Matlab vs C++ Double Precision

Question

I am porting some code from Matlab to C++.

In Matlab

format long
D = 0.689655172413793 (this is 1.0 / 1.45)
E = 2600 / D
// I get E          


        

Answer 1

If I understand what you are trying to achieve, using ceil function might help:

ans = ceil(ans); /* smallest integral value that is not less than ans. */
// now ans in C++ is also be 3970.

Here is usage reference.

Answer 2

You got confused by the different ways C++ and MATLAB are printing double values. MATLAB's format long only prints 15 significant digits while C++ prints 17 significant digits. Internally both use the same numbers: IEEE 754 64 bit floating point numbers. To reproduce the C++-behaviour in MATLAB, I defined a anonymous function disp17 which prints numbers with 17 significant digits:

>> disp17=@(x)(disp(num2str(x,17)))

disp17 = 

    @(x)(disp(num2str(x,17)))

>> 1.0 / 1.45

ans =

   0.689655172413793

>> disp17(1.0 / 1.45)
0.68965517241379315

You see the result in MATLAB and C++ is the same, they just print a different number of digits. If you now continue in both programming languages with the same constant, you get the same result.
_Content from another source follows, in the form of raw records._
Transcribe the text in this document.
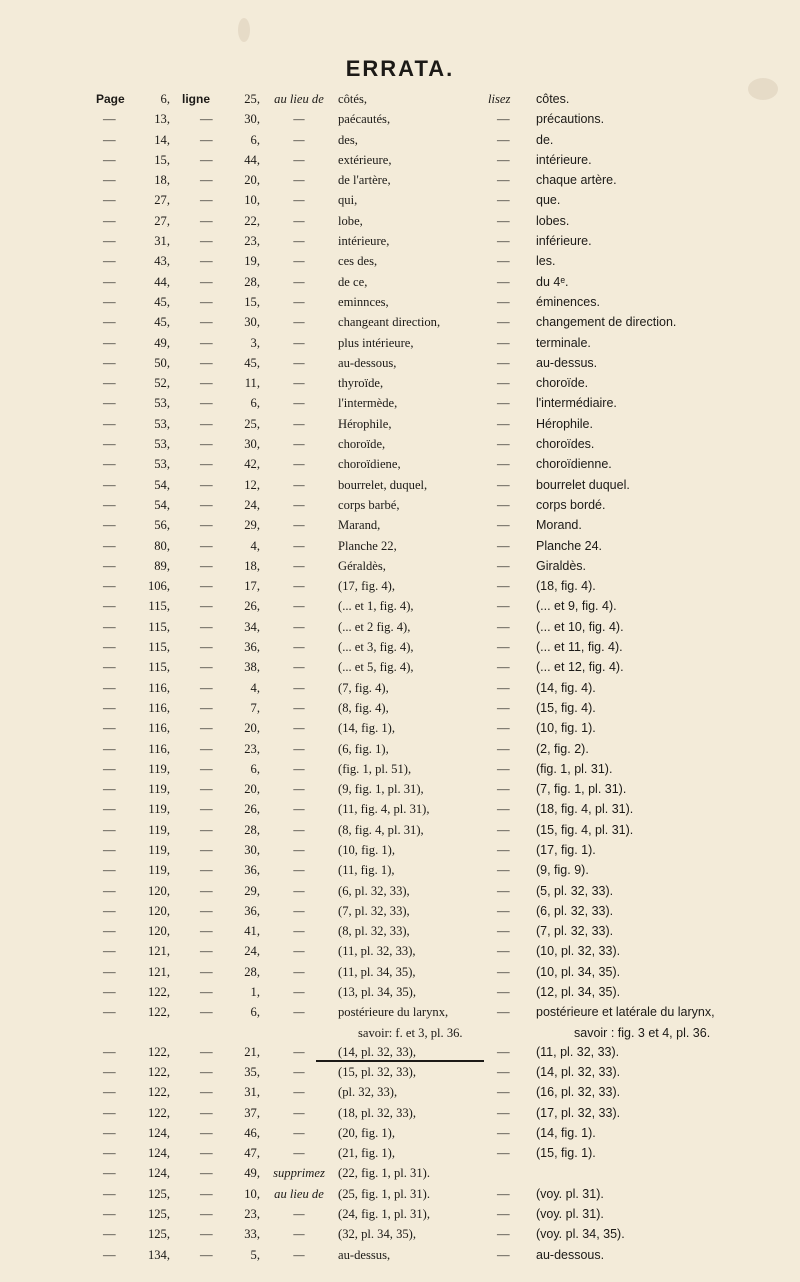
ERRATA.
Page	6, ligne	25,	au lieu de	côtés,	lisez côtes.
—	13, —	30,	—	paécautés,	— précautions.
—	14, —	6,	—	des,	— de.
—	15, —	44,	—	extérieure,	— intérieure.
—	18, —	20,	—	de l'artère,	— chaque artère.
—	27, —	10,	—	qui,	— que.
—	27, —	22,	—	lobe,	— lobes.
—	31, —	23,	—	intérieure,	— inférieure.
—	43, —	19,	—	ces des,	— les.
—	44, —	28,	—	de ce,	— du 4ᵉ.
—	45, —	15,	—	eminnces,	— éminences.
—	45, —	30,	—	changeant direction,	— changement de direction.
—	49, —	3,	—	plus intérieure,	— terminale.
—	50, —	45,	—	au-dessous,	— au-dessus.
—	52, —	11,	—	thyroïde,	— choroïde.
—	53, —	6,	—	l'intermède,	— l'intermédiaire.
—	53, —	25,	—	Hérophile,	— Hérophile.
—	53, —	30,	—	choroïde,	— choroïdes.
—	53, —	42,	—	choroïdiene,	— choroïdienne.
—	54, —	12,	—	bourrelet, duquel,	— bourrelet duquel.
—	54, —	24,	—	corps barbé,	— corps bordé.
—	56, —	29,	—	Marand,	— Morand.
—	80, —	4,	—	Planche 22,	— Planche 24.
—	89, —	18,	—	Géraldès,	— Giraldès.
—	106, —	17,	—	(17, fig. 4),	— (18, fig. 4).
—	115, —	26,	—	(... et 1, fig. 4),	— (... et 9, fig. 4).
—	115, —	34,	—	(... et 2 fig. 4),	— (... et 10, fig. 4).
—	115, —	36,	—	(... et 3, fig. 4),	— (... et 11, fig. 4).
—	115, —	38,	—	(... et 5, fig. 4),	— (... et 12, fig. 4).
—	116, —	4,	—	(7, fig. 4),	— (14, fig. 4).
—	116, —	7,	—	(8, fig. 4),	— (15, fig. 4).
—	116, —	20,	—	(14, fig. 1),	— (10, fig. 1).
—	116, —	23,	—	(6, fig. 1),	— (2, fig. 2).
—	119, —	6,	—	(fig. 1, pl. 51),	— (fig. 1, pl. 31).
—	119, —	20,	—	(9, fig. 1, pl. 31),	— (7, fig. 1, pl. 31).
—	119, —	26,	—	(11, fig. 4, pl. 31),	— (18, fig. 4, pl. 31).
—	119, —	28,	—	(8, fig. 4, pl. 31),	— (15, fig. 4, pl. 31).
—	119, —	30,	—	(10, fig. 1),	— (17, fig. 1).
—	119, —	36,	—	(11, fig. 1),	— (9, fig. 9).
—	120, —	29,	—	(6, pl. 32, 33),	— (5, pl. 32, 33).
—	120, —	36,	—	(7, pl. 32, 33),	— (6, pl. 32, 33).
—	120, —	41,	—	(8, pl. 32, 33),	— (7, pl. 32, 33).
—	121, —	24,	—	(11, pl. 32, 33),	— (10, pl. 32, 33).
—	121, —	28,	—	(11, pl. 34, 35),	— (10, pl. 34, 35).
—	122, —	1,	—	(13, pl. 34, 35),	— (12, pl. 34, 35).
—	122, —	6,	—	postérieure du larynx,	— postérieure et latérale du larynx,
savoir: f. et 3, pl. 36.	savoir : fig. 3 et 4, pl. 36.
—	122, —	21,	—	(14, pl. 32, 33),	— (11, pl. 32, 33).
—	122, —	35,	—	(15, pl. 32, 33),	— (14, pl. 32, 33).
—	122, —	31,	—	(pl. 32, 33),	— (16, pl. 32, 33).
—	122, —	37,	—	(18, pl. 32, 33),	— (17, pl. 32, 33).
—	124, —	46,	—	(20, fig. 1),	— (14, fig. 1).
—	124, —	47,	—	(21, fig. 1),	— (15, fig. 1).
—	124, —	49,	supprimez	(22, fig. 1, pl. 31).
—	125, —	10,	au lieu de	(25, fig. 1, pl. 31).	— (voy. pl. 31).
—	125, —	23,	—	(24, fig. 1, pl. 31),	— (voy. pl. 31).
—	125, —	33,	—	(32, pl. 34, 35),	— (voy. pl. 34, 35).
—	134, —	5,	—	au-dessus,	— au-dessous.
>> D = 0.68965517241379315 %17 digits, enough to represent a double.

D =

   0.689655172413793

>> ans = 2600 / D %Result looks wrong

ans =

     3.770000000000000e+03

>> disp17(2600 / D) %But displaying 17 digits it is the same.
3769.9999999999995

The background for printing 17 or 15 digits:

• A double requires 17 significant digits to be stored without precision loss, which is what C prints.
• For up to 15 digits any number can be converted from string to double to string and results back in the original number, which is what MATLAB does.